Pour illustrer l'état d'esprit qui guide ma démarche, je rappellerais un certain nombre d'initiatives à la fin de l'année dernière : rencontre sur l'Europe sociale à Nantes ; dialogue avec les agents d'EDF-GDF à Tours autour du thème des services publics et de l'Europe ; rencontre avec des salariés d'une entreprise en difficulté à Mantes-la-Ville ; rencontre avec les associations à vocation européenne, les signataires de l'appel "Refondons l'Europe", et des associations féminines autour du thème de l'Europe et des droits civiques et sociaux. Ce que j'ai voulu, plutôt que de rencontrer les convaincus, qui sont très utiles, plus qu'utiles dans cette affaire-là car ils sont les militants de l'Europe, c'est aussi aller rencontrer ceux qui sont plus hésitants, ceux qui s'interrogent, ceux qui ont besoin de comprendre davantage.

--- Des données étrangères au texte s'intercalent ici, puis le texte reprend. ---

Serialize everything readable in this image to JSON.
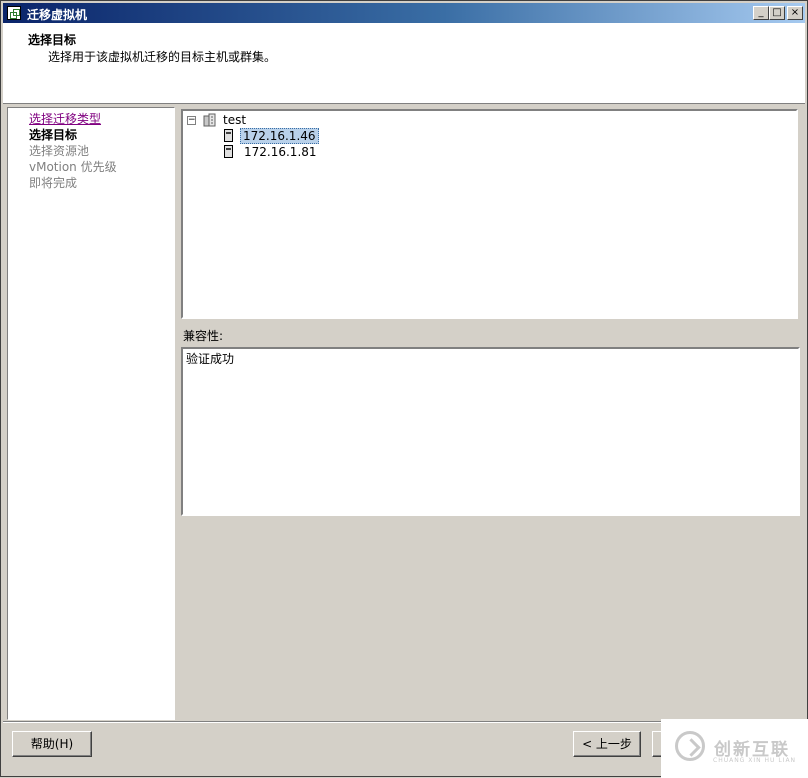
{
  "window": {
    "title": "迁移虚拟机",
    "controls": {
      "minimize": "_",
      "maximize": "□",
      "close": "×"
    }
  },
  "header": {
    "title": "选择目标",
    "subtitle": "选择用于该虚拟机迁移的目标主机或群集。"
  },
  "nav": {
    "items": [
      {
        "label": "选择迁移类型",
        "state": "visited"
      },
      {
        "label": "选择目标",
        "state": "current"
      },
      {
        "label": "选择资源池",
        "state": "disabled"
      },
      {
        "label": "vMotion 优先级",
        "state": "disabled"
      },
      {
        "label": "即将完成",
        "state": "disabled"
      }
    ]
  },
  "tree": {
    "expander": "−",
    "cluster": {
      "label": "test",
      "icon": "cluster-icon"
    },
    "hosts": [
      {
        "label": "172.16.1.46",
        "selected": true,
        "icon": "host-icon"
      },
      {
        "label": "172.16.1.81",
        "selected": false,
        "icon": "host-icon"
      }
    ]
  },
  "compatibility": {
    "label": "兼容性:",
    "message": "验证成功"
  },
  "buttons": {
    "help": "帮助(H)",
    "back": "< 上一步"
  },
  "watermark": {
    "text_cn": "创新互联",
    "text_en": "CHUANG XIN HU LIAN"
  }
}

J'entends poursuivre dans cette voie après la fin de la période des élections cantonales et régionales qui imposait des règles et des usages particuliers en matière de communication gouvernementale. Toute cette campagne a été conçue de manière à mettre en oeuvre une communication de proximité et j'y insiste, à la rencontre de nos concitoyens dans leur environnement quotidien, en adéquation avec mon objectif de rendre l'Europe populaire. Telle est la signification de sa signature : "Vivre l'Europe". Car "Vivre l'Europe", c'est d'abord un appel à découvrir, ou à reconnaître les avancées au quotidien de la construction européenne. C'est aussi une incitation à les utiliser pleinement.

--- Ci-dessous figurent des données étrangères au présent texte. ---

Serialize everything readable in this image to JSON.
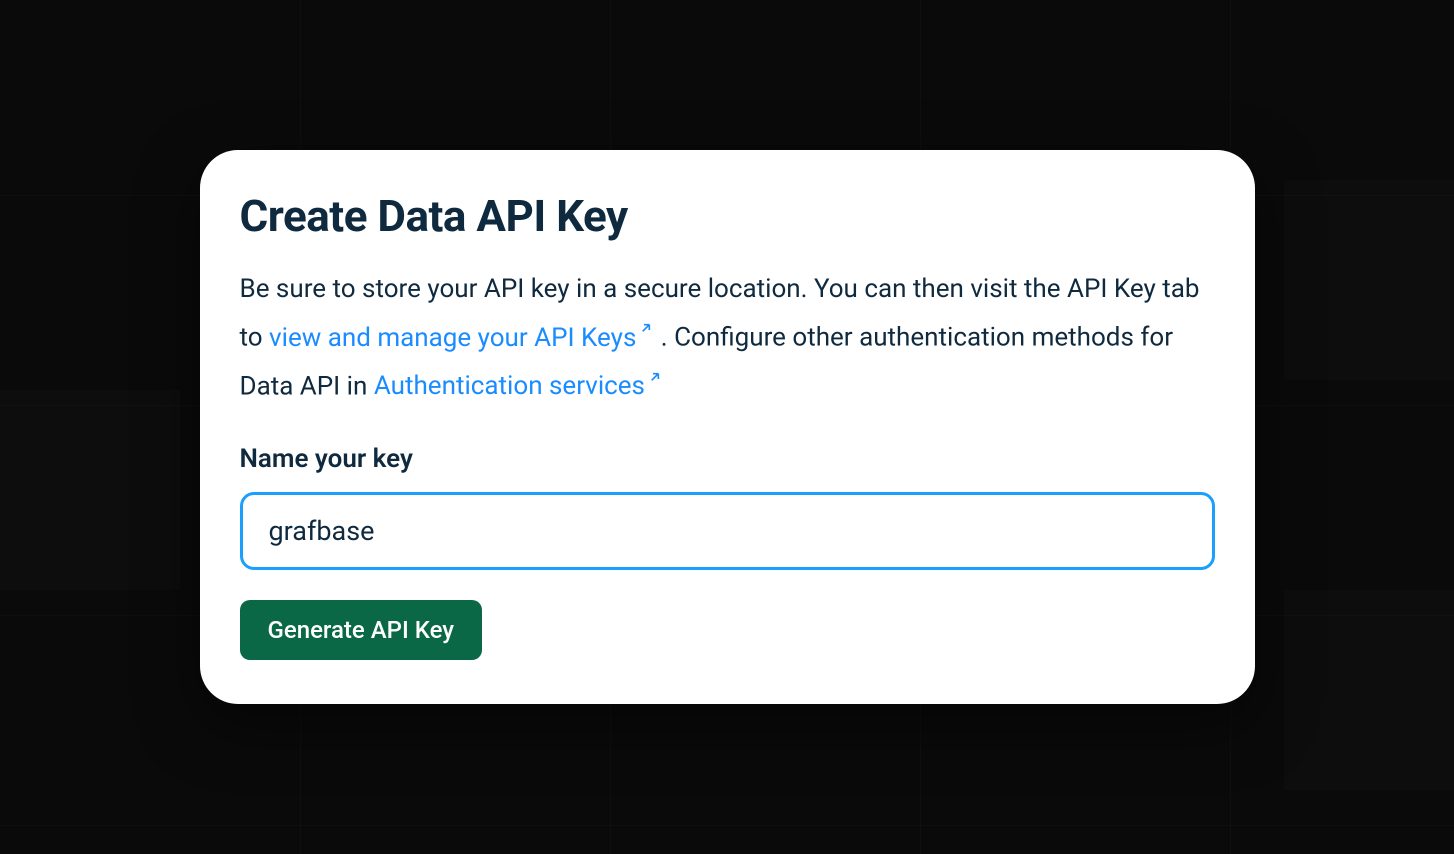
{
  "card": {
    "title": "Create Data API Key",
    "description_parts": {
      "text1": "Be sure to store your API key in a secure location. You can then visit the API Key tab to ",
      "link1": "view and manage your API Keys",
      "text2": " . Configure other authentication methods for Data API in ",
      "link2": "Authentication services"
    },
    "field_label": "Name your key",
    "input_value": "grafbase",
    "button_label": "Generate API Key"
  }
}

Les partis pris méthodologiques, notamment le choix des canaux de communication, traduisent cette approche :
- tout d'abord, il y a le concept de partenariat qui occupe une place centrale : partenariat, au premier rang, avec les institutions européennes. Ces actions sont mises en oeuvre avec le soutien du Parlement européen et de la Commission. Elles entrent en effet dans le cadre des programmes prioritaires d'information du citoyen européen. Je tiens ici à saluer leurs représentants, M. Bernard Chevallier, pour le Parlement européen, et M. Jean-Louis Giraudy, pour la Commission. Je les remercie vivement pour leur appui constant et efficace, avec une pensée chaleureuse pour le commissaire Oreja, responsable de ces programmes à la Commission, que j'ai rencontré, il y a peu de temps, mais qui ne pouvait être des nôtres aujourd'hui, mais s'y associera ultérieurement.
- partenariat également avec le monde associatif. J'attache le plus grand intérêt à travailler avec les associations qui constituent à mes yeux la famille européenne, et plus généralement avec tous les acteurs qui ont à coeur d'intervenir dans nos débats de société. Ils jouent un rôle actif pour créer un espace public européen et contribuer à bâtir une Europe du citoyen. Je mentionnerais aujourd'hui, parce qu'ils sont là parmi nous, le Mouvement européen et la Ligue française de l'enseignement et de l'éducation permanente qui ont déjà conclu les accords de partenariat avec nous. D'autres accords sont en préparation.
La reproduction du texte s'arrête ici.